# Externen Link



## wardir (22. Oktober 2010)

Hi, 




wenn ich einen externen Link anklicke kommt ja die übliche "willst Du das wirklich" - Zwischenseite. Momentan hab' ich 2 Auswahlmöglichkeiten auf der Seite: Abbrechen (link zu buffed.de) und Schließen (Javascipt window.close() ) 

Browser: Opera-USB und Inet-Explorer 8




Im Inet-Explorer Fehlermeldung: 




Details zum Fehler auf der Webseite

Benutzer-Agent: Mozilla/4.0 (compatible; MSIE 8.0; Windows NT 5.1; Trident/4.0; .NET CLR 2.0.50727; .NET CLR 1.1.4322; .NET CLR 3.0.4506.2152; .NET CLR 3.5.30729)
Zeitstempel: Fri, 22 Oct 2010 05:25:47 UTC


Meldung: ')' erwartet
Zeile: 24
Zeichen: 72
Code: 0
URI: http://www.buffed.de/redirect.php?url=http%3A%2F%2Feu.wowarmory.com%2Fcharacter-sheet.xml%3Fr%3DAman%2527Thul%26amp%3Bcn%3DWardir


Meldung: ')' erwartet
Zeile: 100
Zeichen: 96
Code: 0
URI: http://www.buffed.de/redirect.php?url=http%3A%2F%2Feu.wowarmory.com%2Fcharacter-sheet.xml%3Fr%3DAman%2527Thul%26amp%3Bcn%3DWardir


----------



## ZAM (22. Oktober 2010)

Vielen Dank für den Hinweis.
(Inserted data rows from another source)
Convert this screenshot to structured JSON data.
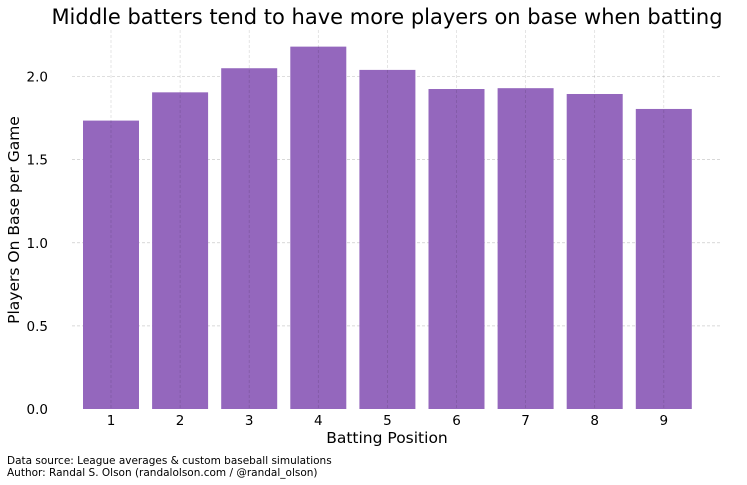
{
  "chart_data": {
    "type": "bar",
    "title": "Middle batters tend to have more players on base when batting",
    "xlabel": "Batting Position",
    "ylabel": "Players On Base per Game",
    "categories": [
      "1",
      "2",
      "3",
      "4",
      "5",
      "6",
      "7",
      "8",
      "9"
    ],
    "values": [
      1.735,
      1.905,
      2.05,
      2.18,
      2.04,
      1.925,
      1.93,
      1.895,
      1.805
    ],
    "ylim": [
      0,
      2.28
    ],
    "yticks": [
      "0.0",
      "0.5",
      "1.0",
      "1.5",
      "2.0"
    ],
    "grid": true,
    "bar_color": "#9467bd"
  },
  "footer": {
    "source": "Data source: League averages & custom baseball simulations",
    "author": "Author: Randal S. Olson (randalolson.com / @randal_olson)"
  }
}
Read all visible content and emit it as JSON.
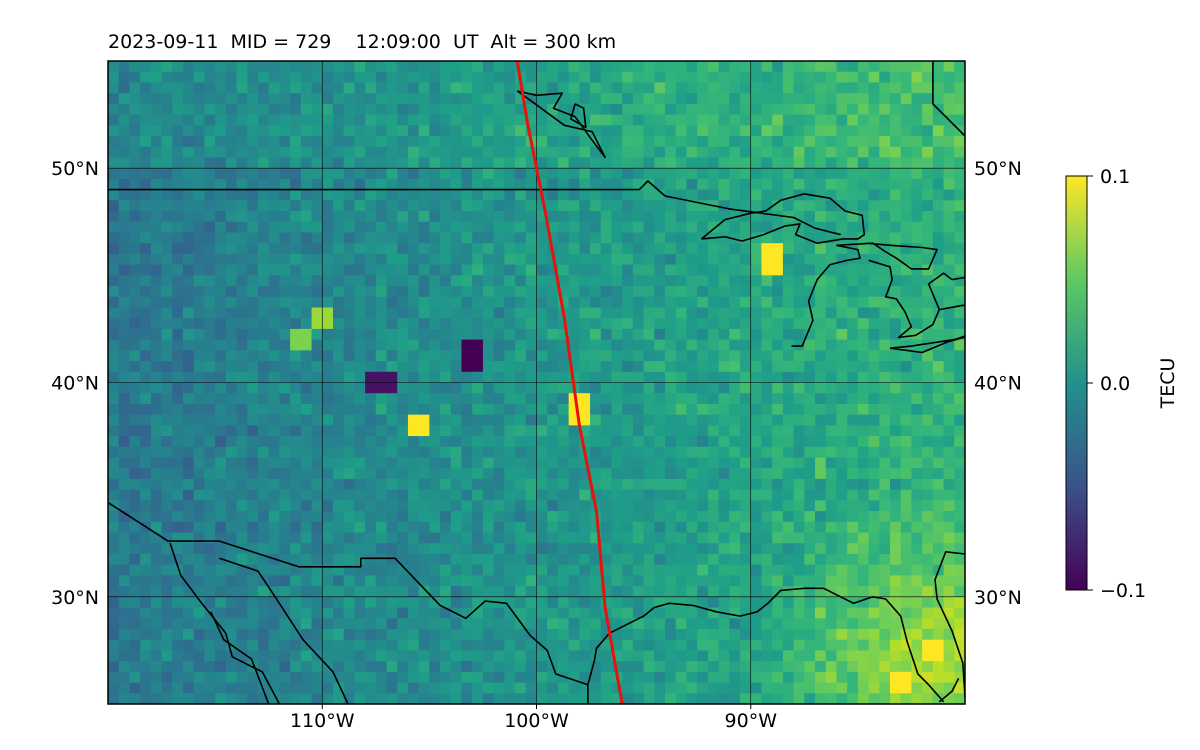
{
  "chart_data": {
    "type": "heatmap",
    "title": "2023-09-11  MID = 729    12:09:00  UT  Alt = 300 km",
    "projection": "map",
    "x": {
      "range": [
        -120,
        -80
      ],
      "ticks": [
        -110,
        -100,
        -90
      ],
      "tick_labels": [
        "110°W",
        "100°W",
        "90°W"
      ]
    },
    "y": {
      "range": [
        25,
        55
      ],
      "ticks": [
        30,
        40,
        50
      ],
      "tick_labels_left": [
        "30°N",
        "40°N",
        "50°N"
      ],
      "tick_labels_right": [
        "30°N",
        "40°N",
        "50°N"
      ]
    },
    "grid": true,
    "colorbar": {
      "label": "TECU",
      "colormap": "viridis",
      "range": [
        -0.1,
        0.1
      ],
      "ticks": [
        0.1,
        0.0,
        -0.1
      ],
      "tick_labels": [
        "0.1",
        "0.0",
        "−0.1"
      ],
      "position": "right"
    },
    "value_pattern": {
      "west_mean": -0.02,
      "east_mean": 0.03,
      "southeast_peak": 0.1
    },
    "hotspots": [
      {
        "lon": -103.0,
        "lat": 41.2,
        "value": -0.1
      },
      {
        "lon": -107.2,
        "lat": 40.0,
        "value": -0.09
      },
      {
        "lon": -105.4,
        "lat": 38.0,
        "value": 0.1
      },
      {
        "lon": -98.0,
        "lat": 38.7,
        "value": 0.1
      },
      {
        "lon": -89.0,
        "lat": 45.7,
        "value": 0.1
      },
      {
        "lon": -83.0,
        "lat": 26.0,
        "value": 0.1
      },
      {
        "lon": -81.5,
        "lat": 27.5,
        "value": 0.1
      },
      {
        "lon": -110.0,
        "lat": 43.0,
        "value": 0.07
      },
      {
        "lon": -111.0,
        "lat": 42.0,
        "value": 0.06
      }
    ],
    "overlay_line": {
      "color": "#e8120c",
      "points": [
        [
          -100.9,
          55.0
        ],
        [
          -100.4,
          52.0
        ],
        [
          -99.6,
          48.0
        ],
        [
          -98.7,
          43.0
        ],
        [
          -98.0,
          38.0
        ],
        [
          -97.2,
          34.0
        ],
        [
          -96.8,
          29.5
        ],
        [
          -96.0,
          25.0
        ]
      ]
    },
    "coastlines": [
      [
        [
          -120,
          49.0
        ],
        [
          -95.2,
          49.0
        ],
        [
          -94.8,
          49.4
        ],
        [
          -94.0,
          48.7
        ],
        [
          -91.0,
          48.1
        ],
        [
          -89.5,
          47.9
        ],
        [
          -88.0,
          47.7
        ],
        [
          -87.0,
          47.2
        ],
        [
          -85.8,
          46.9
        ]
      ],
      [
        [
          -120,
          34.4
        ],
        [
          -117.2,
          32.6
        ],
        [
          -114.8,
          32.6
        ],
        [
          -111.1,
          31.4
        ],
        [
          -108.2,
          31.4
        ],
        [
          -108.2,
          31.8
        ],
        [
          -106.6,
          31.8
        ],
        [
          -104.5,
          29.6
        ],
        [
          -103.3,
          29.0
        ],
        [
          -102.4,
          29.8
        ],
        [
          -101.4,
          29.7
        ],
        [
          -100.3,
          28.2
        ],
        [
          -99.5,
          27.5
        ],
        [
          -99.1,
          26.4
        ],
        [
          -97.6,
          25.9
        ]
      ],
      [
        [
          -97.6,
          25.0
        ],
        [
          -97.6,
          25.9
        ],
        [
          -97.3,
          27.0
        ],
        [
          -97.2,
          27.6
        ],
        [
          -96.6,
          28.3
        ],
        [
          -95.0,
          29.1
        ],
        [
          -94.5,
          29.5
        ],
        [
          -93.8,
          29.7
        ],
        [
          -92.7,
          29.6
        ],
        [
          -91.6,
          29.3
        ],
        [
          -90.5,
          29.1
        ],
        [
          -89.7,
          29.3
        ],
        [
          -89.2,
          29.7
        ],
        [
          -88.6,
          30.3
        ],
        [
          -87.5,
          30.4
        ],
        [
          -86.6,
          30.4
        ],
        [
          -85.2,
          29.7
        ],
        [
          -84.3,
          30.0
        ],
        [
          -83.7,
          29.9
        ],
        [
          -83.0,
          29.1
        ],
        [
          -82.7,
          27.9
        ],
        [
          -82.2,
          26.4
        ],
        [
          -81.7,
          25.9
        ],
        [
          -81.0,
          25.1
        ]
      ],
      [
        [
          -80.0,
          32.0
        ],
        [
          -80.9,
          32.1
        ],
        [
          -81.4,
          30.8
        ],
        [
          -81.3,
          29.9
        ],
        [
          -80.6,
          28.4
        ],
        [
          -80.1,
          26.9
        ],
        [
          -80.0,
          25.3
        ]
      ],
      [
        [
          -117.1,
          32.5
        ],
        [
          -116.6,
          31.0
        ],
        [
          -115.7,
          29.8
        ],
        [
          -114.5,
          28.3
        ],
        [
          -114.2,
          27.2
        ],
        [
          -112.8,
          26.5
        ],
        [
          -112.0,
          25.0
        ]
      ],
      [
        [
          -114.8,
          31.8
        ],
        [
          -113.0,
          31.2
        ],
        [
          -112.2,
          30.0
        ],
        [
          -110.9,
          28.0
        ],
        [
          -109.5,
          26.5
        ],
        [
          -108.8,
          25.0
        ]
      ],
      [
        [
          -115.2,
          29.3
        ],
        [
          -114.6,
          28.0
        ],
        [
          -113.3,
          27.1
        ],
        [
          -112.5,
          25.0
        ]
      ],
      [
        [
          -88.1,
          41.7
        ],
        [
          -87.6,
          41.7
        ],
        [
          -87.1,
          42.9
        ],
        [
          -87.3,
          43.8
        ],
        [
          -86.9,
          44.8
        ],
        [
          -86.3,
          45.5
        ],
        [
          -85.5,
          45.7
        ],
        [
          -84.9,
          45.8
        ],
        [
          -85.0,
          46.2
        ],
        [
          -86.0,
          46.4
        ]
      ],
      [
        [
          -86.0,
          46.4
        ],
        [
          -84.3,
          46.5
        ],
        [
          -83.7,
          46.1
        ],
        [
          -83.2,
          45.8
        ],
        [
          -82.5,
          45.3
        ],
        [
          -81.7,
          45.3
        ],
        [
          -81.3,
          46.2
        ],
        [
          -82.0,
          46.3
        ],
        [
          -83.5,
          46.4
        ],
        [
          -84.6,
          46.5
        ]
      ],
      [
        [
          -84.5,
          45.7
        ],
        [
          -83.5,
          45.4
        ],
        [
          -83.4,
          44.8
        ],
        [
          -83.7,
          44.0
        ],
        [
          -83.2,
          43.9
        ],
        [
          -82.8,
          43.3
        ],
        [
          -82.5,
          42.6
        ],
        [
          -83.1,
          42.1
        ],
        [
          -82.3,
          42.2
        ],
        [
          -81.5,
          42.7
        ],
        [
          -81.2,
          43.4
        ],
        [
          -81.7,
          44.6
        ],
        [
          -81.0,
          45.1
        ],
        [
          -80.6,
          44.8
        ],
        [
          -80.0,
          44.9
        ]
      ],
      [
        [
          -83.5,
          41.6
        ],
        [
          -82.5,
          41.7
        ],
        [
          -80.5,
          42.0
        ],
        [
          -79.0,
          42.5
        ]
      ],
      [
        [
          -83.5,
          41.6
        ],
        [
          -82.0,
          41.4
        ],
        [
          -80.8,
          41.9
        ],
        [
          -79.3,
          42.3
        ]
      ],
      [
        [
          -81.2,
          43.4
        ],
        [
          -80.1,
          43.6
        ],
        [
          -79.0,
          43.4
        ]
      ],
      [
        [
          -92.3,
          46.7
        ],
        [
          -91.2,
          46.8
        ],
        [
          -90.4,
          46.6
        ],
        [
          -89.4,
          46.9
        ],
        [
          -88.4,
          47.3
        ],
        [
          -87.7,
          47.4
        ],
        [
          -87.9,
          46.9
        ],
        [
          -86.9,
          46.5
        ],
        [
          -85.7,
          46.7
        ],
        [
          -85.0,
          46.7
        ],
        [
          -84.7,
          46.9
        ],
        [
          -84.8,
          47.8
        ],
        [
          -85.6,
          48.0
        ],
        [
          -86.3,
          48.6
        ],
        [
          -87.5,
          48.8
        ],
        [
          -88.6,
          48.5
        ],
        [
          -89.3,
          48.0
        ],
        [
          -90.0,
          47.9
        ],
        [
          -91.2,
          47.6
        ],
        [
          -92.3,
          46.7
        ]
      ],
      [
        [
          -100.9,
          53.6
        ],
        [
          -100.0,
          53.4
        ],
        [
          -98.8,
          53.5
        ],
        [
          -99.2,
          52.8
        ],
        [
          -98.2,
          52.4
        ],
        [
          -97.4,
          51.3
        ],
        [
          -96.8,
          50.5
        ],
        [
          -97.4,
          51.7
        ],
        [
          -98.7,
          52.0
        ],
        [
          -100.2,
          53.1
        ],
        [
          -100.9,
          53.6
        ]
      ],
      [
        [
          -98.2,
          53.0
        ],
        [
          -97.8,
          52.8
        ],
        [
          -97.7,
          51.9
        ],
        [
          -98.4,
          52.3
        ],
        [
          -98.2,
          53.0
        ]
      ],
      [
        [
          -81.5,
          55.0
        ],
        [
          -81.5,
          53.0
        ],
        [
          -80.0,
          51.5
        ]
      ],
      [
        [
          -81.2,
          25.1
        ],
        [
          -80.6,
          25.6
        ],
        [
          -80.3,
          26.2
        ]
      ]
    ]
  }
}
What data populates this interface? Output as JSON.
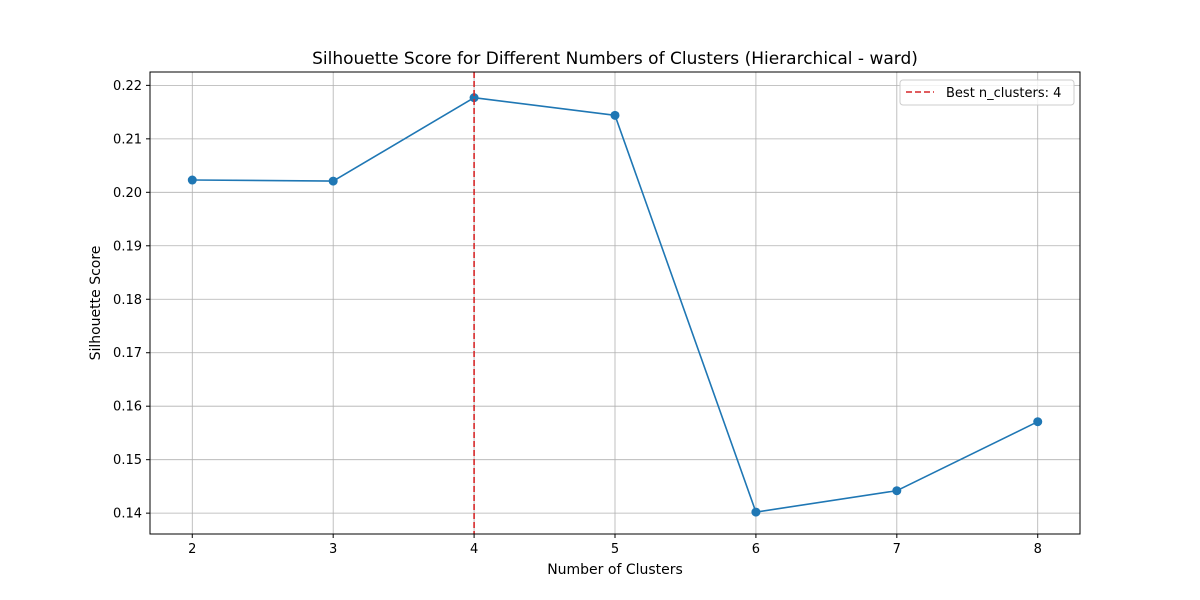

Ist behoben


----------



## Feuerkatze (2. November 2010)

nope wohl nicht. Leider kann ich nicht so schöne Hinweise auf die Fehler geben. Aber wenn ich auf "weiter" klicke passiert gar nix bzw ich kriege in der Leiste unten den Hinweis auf Fehler auf der Seite. (Windoof 7 und der Internet Explodierer - Arbeitspc halt).


----------



## ZAM (2. November 2010)

Feuerkatze schrieb:


> nope wohl nicht. Leider kann ich nicht so schöne Hinweise auf die Fehler geben. Aber wenn ich auf "weiter" klicke passiert gar nix bzw ich kriege in der Leiste unten den Hinweis auf Fehler auf der Seite. (Windoof 7 und der Internet Explodierer - Arbeitspc halt).



Du könntest aber den Link hier posten bei dem das passiert.


----------



## Feuerkatze (2. November 2010)

bisher alle, die ich probiert habe.  

Abbrechen und Schliessen funktioniert.

zB in diesem Beitrag

oder hier

oder hier

oder wenn du nen direkten Link brauchst

versuchen wirs mit dem, das hat vorhin auch nicht geklappt 

ich bin also momentan quasi gezwungen, mir den Link direkt  zu kopieren und in die Adresszeile einzufügen.


----------



## ZAM (2. November 2010)

Sollte gleich wieder laufen.


----------



## Feuerkatze (2. November 2010)

jo tuts, vielen Dank für die schnelle Hilfe


----------



## archmitohren (22. November 2010)

Bei mir tritt dieses Problem seit heute auf. Nutze ebenfalls Opera und WinXP. Egal, welchen Link ich drücke, es kommt die Buffed verlassen Seite, dort kann ich lediglich Schließen und Abbrechen drücken. Weiter funktioniert nicht.

Desweiteren funktionieren in meinen Wegweiser zum Tankadin http://forum.buffed.de/index.php/topic/173609-wegweiser-tankadin-403/ keine Links mehr. Man kommt einfach auf die Buffed Hauptseite. Das ist natürlich bei der Anzahl der Links sehr ärgerlich, sollte ich die alle neu verlinken müssen. Kann man das irgendwie beheben?

Viele Grüße und vielen Dank


----------



## kaepteniglo (22. November 2010)

Wie im Thread zum neuen Design vor kurzem geschrieben wurde, wurde das Problem gefixt.


----------



## ZAM (22. November 2010)

kaepteniglo schrieb:


> Wie im Thread zum neuen Design vor kurzem geschrieben wurde, wurde das Problem gefixt.



Der "Weiter"-Button war nicht klickbar - läuft jetzt aber wieder.


----------